Quote:
Originally Posted by Kali Yuga
I see no particular reason to link an ebook's price to its paper equivalent. It's only even mentioned because we are used to paying X for paper books, and hold the illusion that you are ultimately paying for paper rather than the intellectual property and the financial resources invested in the book.
|
They can be a bit cheaper as I noted. As long as the author gets the same $$ per copy, as they are doing the same amount of work regardless of what format the book is sold in. For me it's not the illusion of paying for paper, as I know it doesn't cost much to print a book. I'm paying the author for writing the book is how I view it, so I have no problem paying the same for an e-book as print as I get the same enjoyment out of either format.
As long as authors get the same $$ per copy, sure, e-book prices can drop below the print books and I'll be fine with it. And that's more on publishers to not rape authors on e-book slaes and take all the savings from not printing and shipping books (which isn't much, probably $1-2 a copy I'd think) for themselves while paying the author's less per copy by giving them the same %, but of a lower cover price.
Yeah, yeah, it happens in all kinds of industries, but I'm a firm believer that no one should ever get paid less for the same work. Authors should make less per copy of a book because a cheaper format comes out (they can make less total if their sales drop, that's the business). People shouldn't be asked to make less per hour for the same work etc.

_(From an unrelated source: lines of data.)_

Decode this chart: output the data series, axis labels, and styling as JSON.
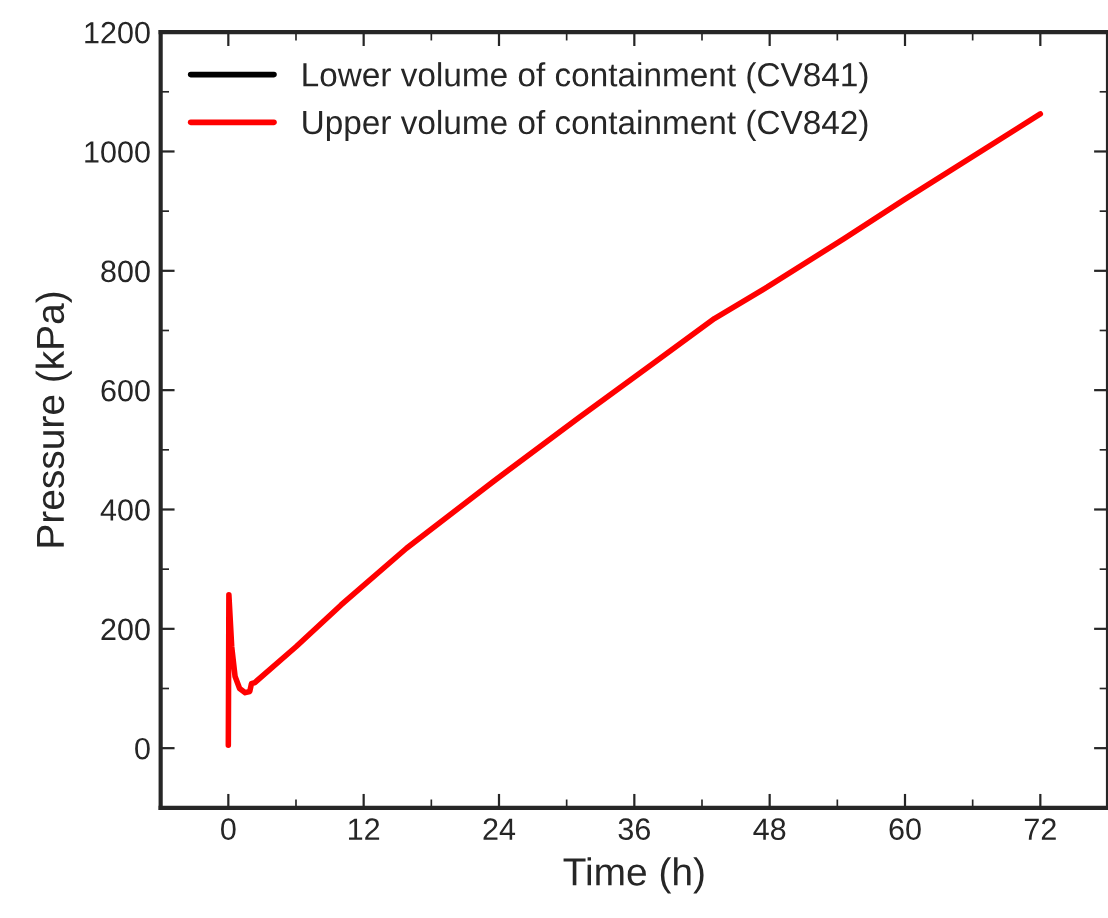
{
  "chart_data": {
    "type": "line",
    "xlabel": "Time (h)",
    "ylabel": "Pressure (kPa)",
    "xlim": [
      -6,
      78
    ],
    "xticks": [
      0,
      12,
      24,
      36,
      48,
      60,
      72
    ],
    "ylim": [
      -100,
      1200
    ],
    "yticks": [
      0,
      200,
      400,
      600,
      800,
      1000,
      1200
    ],
    "legend": "top left",
    "grid": false,
    "series": [
      {
        "name": "Lower volume of containment (CV841)",
        "color": "#000000"
      },
      {
        "name": "Upper volume of containment (CV842)",
        "color": "#ff0000",
        "x": [
          0,
          0.05,
          0.3,
          0.6,
          1,
          1.5,
          1.9,
          2.05,
          2.35,
          6,
          10,
          15.8,
          23.5,
          31.1,
          37.6,
          43.1,
          47.8,
          54.6,
          59.9,
          72
        ],
        "values": [
          5,
          257,
          170,
          120,
          100,
          93,
          95,
          108,
          110,
          170,
          240,
          335,
          447,
          554,
          644,
          720,
          773,
          854,
          919,
          1063
        ]
      }
    ]
  }
}
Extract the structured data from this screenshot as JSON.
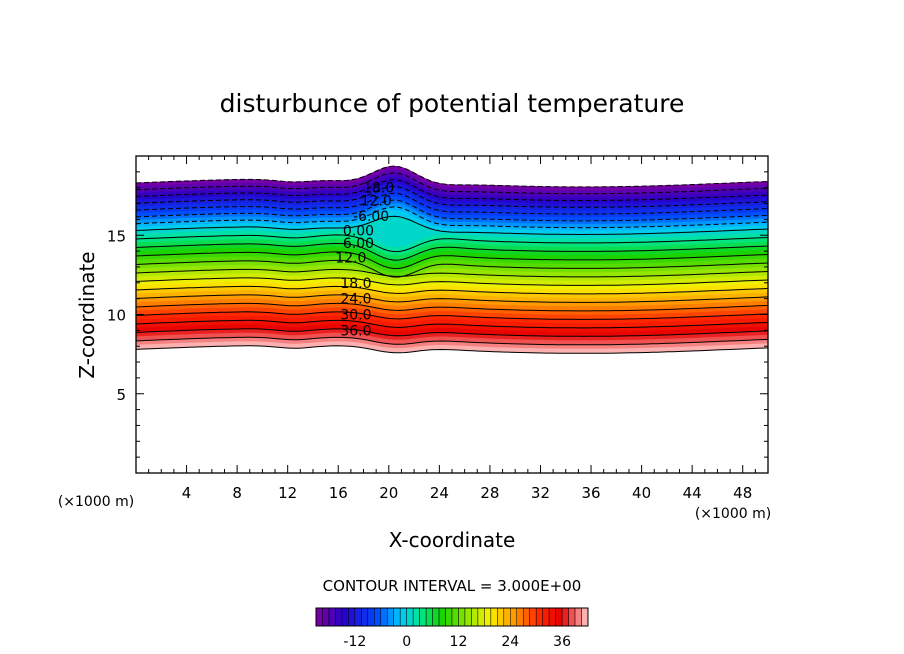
{
  "chart_data": {
    "type": "heatmap",
    "title": "disturbunce of potential temperature",
    "xlabel": "X-coordinate",
    "ylabel": "Z-coordinate",
    "x_unit_label": "(×1000 m)",
    "y_unit_label": "(×1000 m)",
    "xlim": [
      0,
      50
    ],
    "ylim": [
      0,
      20
    ],
    "x_ticks": [
      4,
      8,
      12,
      16,
      20,
      24,
      28,
      32,
      36,
      40,
      44,
      48
    ],
    "y_ticks": [
      5,
      10,
      15
    ],
    "x_tick_labels": [
      "4",
      "8",
      "12",
      "16",
      "20",
      "24",
      "28",
      "32",
      "36",
      "40",
      "44",
      "48"
    ],
    "y_tick_labels": [
      "5",
      "10",
      "15"
    ],
    "contour_interval_text": "CONTOUR INTERVAL = 3.000E+00",
    "contour_interval": 3,
    "value_range": [
      -21,
      42
    ],
    "field": {
      "top_height_km": 18.3,
      "zero_contour_height_km": 15.3,
      "bottom_height_km": 7.8,
      "min_value": -21,
      "max_value": 42
    },
    "contour_labels": [
      {
        "text": "18.0",
        "x": 19.2,
        "y": 18.0
      },
      {
        "text": "12.0",
        "x": 19.0,
        "y": 17.2
      },
      {
        "text": "-6.00",
        "x": 18.6,
        "y": 16.2
      },
      {
        "text": "0.00",
        "x": 17.6,
        "y": 15.3
      },
      {
        "text": "6.00",
        "x": 17.6,
        "y": 14.5
      },
      {
        "text": "12.0",
        "x": 17.0,
        "y": 13.6
      },
      {
        "text": "18.0",
        "x": 17.4,
        "y": 12.0
      },
      {
        "text": "24.0",
        "x": 17.4,
        "y": 11.0
      },
      {
        "text": "30.0",
        "x": 17.4,
        "y": 10.0
      },
      {
        "text": "36.0",
        "x": 17.4,
        "y": 9.0
      }
    ],
    "colorbar": {
      "ticks": [
        -12,
        0,
        12,
        24,
        36
      ],
      "tick_labels": [
        "-12",
        "0",
        "12",
        "24",
        "36"
      ],
      "min": -21,
      "max": 42,
      "step": 1.5
    },
    "grid": false
  }
}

I'd rather be fired/laid off than get salary reductions. At least then people can draw unemployment while looking for a new job. With reductions you're stuck with the job until you find another unless you want to quit and have no income in between.
As for window pricing, yep that's paying a premium to have the book early. Just like you can pay $12 to see movie at release, or wait for it to hit the dollar theater, or wait to rent it on Netflix, or wait for it to be on a cable channel etc. I see nothing wrong with paying more to enjoy something sooner. Some stuff I do, most stuff I wait on.